Net foreign direct investments (FDI) slumped to their lowest level in over a year in July on the back of a steep drop in funds channeled into debt instruments, the Bangko Sentral ng Pilipinas (BSP) reported on Tuesday.
At $307 million, the net inflow for the month was 37.9 percent lower compared to July last year and was also the smallest since June 2016’s $238 million.
The Bangko Sentral said this was mainly on account of a 74.3-percent decline in investments in debt instruments, to $105 million from $407 million, which outweighed a more than five-fold increase in net equity capital.
Net equity capital, at $131 million in July, was 470 percent higher compared to the $23 million posted a year earlier. Equity capital placements totaled $170 million, outpacing the $39 million in withdrawals during the month.
The bulk of inflows came from Singapore, the United States, the Netherlands, Japan and Taiwan, the central bank said.
The funds were channeled primarily into manufacturing; real estate; wholesale and retail trade; finance and insurance; and electricity, gas, steam and air conditioning supply activities.
Reinvested earnings, meanwhile, grew by 11.5 percent to $71 million.
July’s slump weighed on net FDI flows for the first seven months of 2017, which fell by 16.5 percent year on year to $3.9 billion.
The Bangko Sentral said this was due to an 81.5-percent decline in net equity capital to $272 million.
Placements during the period came mostly from Singapore, the United States, Japan, Hong Kong and the Netherlands.
Net placements in debt instruments expanded by 13.9 percent to $3.14 billion from $2.76 billion.
Reinvested earnings reached $487 million, up 9.3 percent.
The Bangko Sentral raised its 2017 net FDI forecast to $8 billion in June, from $7 billion previously, citing improved domestic indicators and expected global uptick.
Senator Franklin Drilon last week expressed concerns over “a significant deceleration in the influx of new investments” or equity placements during a hearing on the National Economic and Development Authority’s (NEDA) 2018 budget.
This prompted the NEDA to issue a statement on Tuesday claiming that foreign investors remained confident in doing business in the Philippines, a view also echoed by Presidential Adviser on Entrepreneurship Jose Ma.
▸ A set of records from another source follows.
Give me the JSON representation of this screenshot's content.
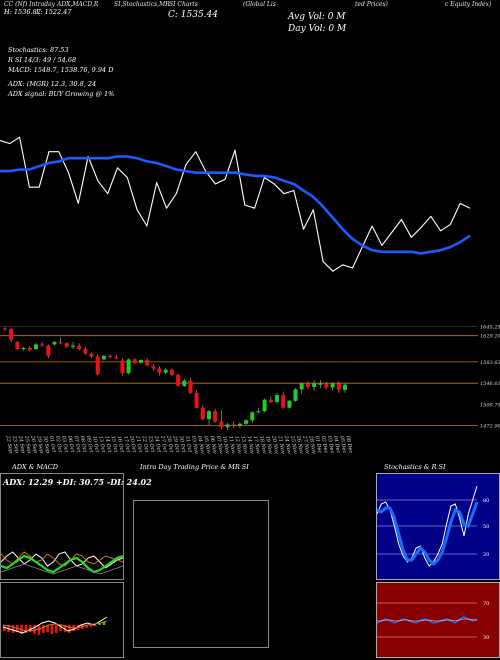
{
  "header": {
    "line1": [
      "CC (Nf) Intraday ADX,MACD,R",
      "SI,Stochastics,MR",
      "SI Charts",
      "(Global Lis",
      "ted Prices)",
      "c Equity Index)"
    ],
    "h_label": "H: 1536.87",
    "l_label": "L: 1522.47",
    "c_label": "C: 1535.44",
    "avg_vol": "Avg Vol: 0   M",
    "day_vol": "Day Vol: 0   M"
  },
  "indicators": {
    "stochastics": "Stochastics: 87.53",
    "rsi": "R                 SI 14/3: 49 / 54.68",
    "macd": "MACD: 1548.7,  1538.76,  9.94  D",
    "adx": "ADX:                      (MGR) 12.3,  30.8,  24",
    "adx_signal": "ADX  signal:                       BUY Growing @ 1%"
  },
  "colors": {
    "background": "#000000",
    "price_line": "#ffffff",
    "ma_line": "#1a5cff",
    "level_line": "#c47a1e",
    "up_candle": "#22cc22",
    "down_candle": "#ee1111",
    "stoch_bg": "#000088",
    "rsi_bg": "#880000"
  },
  "chart_data": [
    {
      "type": "line",
      "name": "price-vs-average",
      "series": [
        {
          "values": [
            1575,
            1573,
            1577,
            1546,
            1546,
            1568,
            1568,
            1555,
            1536,
            1565,
            1550,
            1542,
            1558,
            1552,
            1532,
            1522,
            1549,
            1533,
            1542,
            1560,
            1568,
            1556,
            1548,
            1551,
            1569,
            1535,
            1533,
            1552,
            1548,
            1542,
            1544,
            1520,
            1532,
            1500,
            1494,
            1498,
            1496,
            1509,
            1522,
            1510,
            1518,
            1526,
            1515,
            1521,
            1528,
            1519,
            1523,
            1536,
            1533
          ]
        },
        {
          "values": [
            1556,
            1556,
            1557,
            1557,
            1559,
            1561,
            1562,
            1564,
            1564,
            1564,
            1564,
            1564,
            1565,
            1565,
            1564,
            1562,
            1561,
            1559,
            1557,
            1556,
            1555,
            1555,
            1555,
            1555,
            1555,
            1554,
            1553,
            1553,
            1552,
            1550,
            1548,
            1544,
            1540,
            1534,
            1527,
            1520,
            1514,
            1510,
            1507,
            1506,
            1506,
            1506,
            1506,
            1505,
            1506,
            1507,
            1509,
            1512,
            1516
          ]
        }
      ]
    },
    {
      "type": "bar",
      "name": "candles",
      "x": [
        "22 Sep",
        "23 Sep",
        "24 Sep",
        "25 Sep",
        "26 Sep",
        "29 Sep",
        "30 Sep",
        "01 Oct",
        "02 Oct",
        "03 Oct",
        "06 Oct",
        "07 Oct",
        "08 Oct",
        "09 Oct",
        "10 Oct",
        "13 Oct",
        "14 Oct",
        "15 Oct",
        "16 Oct",
        "17 Oct",
        "20 Oct",
        "21 Oct",
        "22 Oct",
        "23 Oct",
        "24 Oct",
        "27 Oct",
        "28 Oct",
        "29 Oct",
        "30 Oct",
        "31 Oct",
        "03 Nov",
        "04 Nov",
        "05 Nov",
        "06 Nov",
        "07 Nov",
        "10 Nov",
        "11 Nov",
        "12 Nov",
        "13 Nov",
        "14 Nov",
        "17 Nov",
        "18 Nov",
        "19 Nov",
        "20 Nov",
        "21 Nov",
        "24 Nov",
        "25 Nov",
        "26 Nov",
        "27 Nov",
        "28 Nov",
        "01 Dec",
        "02 Dec",
        "03 Dec",
        "04 Dec",
        "05 Dec",
        "08 Dec"
      ],
      "ohlc": [
        [
          1642,
          1644,
          1637,
          1641
        ],
        [
          1641,
          1642,
          1618,
          1622
        ],
        [
          1618,
          1620,
          1604,
          1606
        ],
        [
          1606,
          1610,
          1603,
          1608
        ],
        [
          1608,
          1611,
          1603,
          1604
        ],
        [
          1606,
          1616,
          1605,
          1614
        ],
        [
          1614,
          1618,
          1610,
          1612
        ],
        [
          1612,
          1614,
          1590,
          1594
        ],
        [
          1614,
          1620,
          1612,
          1618
        ],
        [
          1618,
          1626,
          1614,
          1616
        ],
        [
          1616,
          1618,
          1608,
          1610
        ],
        [
          1610,
          1618,
          1606,
          1612
        ],
        [
          1612,
          1616,
          1604,
          1606
        ],
        [
          1606,
          1610,
          1596,
          1598
        ],
        [
          1598,
          1600,
          1590,
          1593
        ],
        [
          1593,
          1596,
          1560,
          1562
        ],
        [
          1588,
          1596,
          1586,
          1594
        ],
        [
          1594,
          1597,
          1590,
          1592
        ],
        [
          1592,
          1596,
          1588,
          1590
        ],
        [
          1586,
          1590,
          1560,
          1564
        ],
        [
          1564,
          1590,
          1562,
          1588
        ],
        [
          1588,
          1590,
          1580,
          1582
        ],
        [
          1582,
          1588,
          1581,
          1587
        ],
        [
          1587,
          1590,
          1576,
          1578
        ],
        [
          1576,
          1580,
          1568,
          1572
        ],
        [
          1572,
          1576,
          1560,
          1565
        ],
        [
          1565,
          1573,
          1563,
          1570
        ],
        [
          1570,
          1572,
          1559,
          1561
        ],
        [
          1561,
          1563,
          1540,
          1542
        ],
        [
          1542,
          1554,
          1540,
          1551
        ],
        [
          1551,
          1556,
          1528,
          1530
        ],
        [
          1530,
          1534,
          1502,
          1504
        ],
        [
          1504,
          1508,
          1482,
          1484
        ],
        [
          1484,
          1500,
          1474,
          1498
        ],
        [
          1498,
          1502,
          1478,
          1480
        ],
        [
          1480,
          1500,
          1466,
          1470
        ],
        [
          1470,
          1478,
          1465,
          1475
        ],
        [
          1475,
          1480,
          1469,
          1473
        ],
        [
          1473,
          1479,
          1468,
          1476
        ],
        [
          1476,
          1484,
          1474,
          1482
        ],
        [
          1482,
          1498,
          1478,
          1496
        ],
        [
          1496,
          1504,
          1494,
          1498
        ],
        [
          1498,
          1520,
          1496,
          1518
        ],
        [
          1518,
          1524,
          1512,
          1514
        ],
        [
          1514,
          1530,
          1510,
          1526
        ],
        [
          1526,
          1532,
          1502,
          1504
        ],
        [
          1504,
          1518,
          1502,
          1516
        ],
        [
          1516,
          1538,
          1514,
          1536
        ],
        [
          1536,
          1548,
          1528,
          1546
        ],
        [
          1546,
          1550,
          1536,
          1540
        ],
        [
          1540,
          1552,
          1534,
          1547
        ],
        [
          1544,
          1552,
          1538,
          1546
        ],
        [
          1546,
          1548,
          1536,
          1539
        ],
        [
          1539,
          1548,
          1534,
          1546
        ],
        [
          1546,
          1550,
          1530,
          1535
        ],
        [
          1535,
          1546,
          1530,
          1544
        ]
      ],
      "y_ticks": [
        1645.25,
        1629.2,
        1583.63,
        1546.61,
        1509.75,
        1472.9
      ],
      "levels": [
        1629.2,
        1583.63,
        1546.61,
        1472.9
      ],
      "ylim": [
        1460,
        1660
      ]
    },
    {
      "type": "line",
      "name": "adx-macd",
      "title": "ADX  & MACD",
      "subtitle": "ADX: 12.29  +DI: 30.75  -DI: 24.02"
    },
    {
      "type": "line",
      "name": "intraday",
      "title": "Intra  Day Trading Price  & MR                SI"
    },
    {
      "type": "line",
      "name": "stochastics-rsi",
      "title": "Stochastics & R                SI",
      "stoch_ticks": [
        "80",
        "50",
        "20"
      ],
      "rsi_ticks": [
        "70",
        "30"
      ]
    }
  ]
}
Concepion 3rd.
The NEDA, citing data released by the BSP last month, said net FDI totaled $3.6 billion in June, down 14 percent from a year earlier. This was due to a 90.3 percent drop in net equity capital to $141 million in the first half from $1.448 billion in the same period last year.
“While the data on equity placements serve as a gauge of new FDI entry and overall investor confidence, the figure is not complete. The figure does not show the total inward investments made by foreign investors in the country,” NEDA officer-in-charge Rolando G. Tungpalan said.
The decline in net equity capital was also attributed to a high base.
Tungpalan said the business outlook for the rest of the year was rosy based on the central bank’s latest Business Expectations Survey.
The NEDA said it was also exhausting all measures to further improve the business climate in the Philippines, particularly by easing foreign restrictions via revisions to the foreign investment negative list (FINL).
A draft FINL is now up for review and adoption by the NEDA Board.
Economic managers are also pushing for the approval of the Tax Reform for Acceleration and Inclusion (TRAIN) bill, which is a crucial component of the government’s massive infrastructure program, “Build Build Build.”
Cabinet officials have also been drumming up investor interest via briefings overseas, with the next leg to be held in New York with Socioeconomic Planning Secretary Ernesto M. Pernia, Budget Secretary Benjamin Diokno and Finance Secretary Carlos Dominguez III in attendance.
Confidence ‘pretty high’
Concepcion, meanwhile, claimed the plunge in net equity capital could be a “blip”.
“If it is constantly going down for the last two or three years, then maybe you have a problem. But if it was just a blip just like this year, I would not be concerned,” he said.
“Right now, the barometer of confidence to me in the business side is pretty high. And that can continue to be maintained if they see that the country is moving forward.”
Concepcion claimed that business confidence was manifested during a recent meeting between economic managers and private sector representatives for the “Build Build Build” program, with business leaders such as Ramon Ang of San Miguel, Lance Gokongwei of Cebu Pacific and Michael Tan of the Lucio Tan Group expressing their desire to participate in infrastructure projects.
“The business sector wants to be partners with them (the government) in their nationwide building program, and one of the areas that is of extreme interest is the airports in the Philippines. So if you’re saying that there is a weakness in confidence in the business community, [that’s] definitely not [the case],” he said
“From my perspective, everything is moving as fast as possible.”
Concepcion, however, conceded that the foreign funding for the Duterte administration’s infrastructure projects from Japan and China had yet to come in.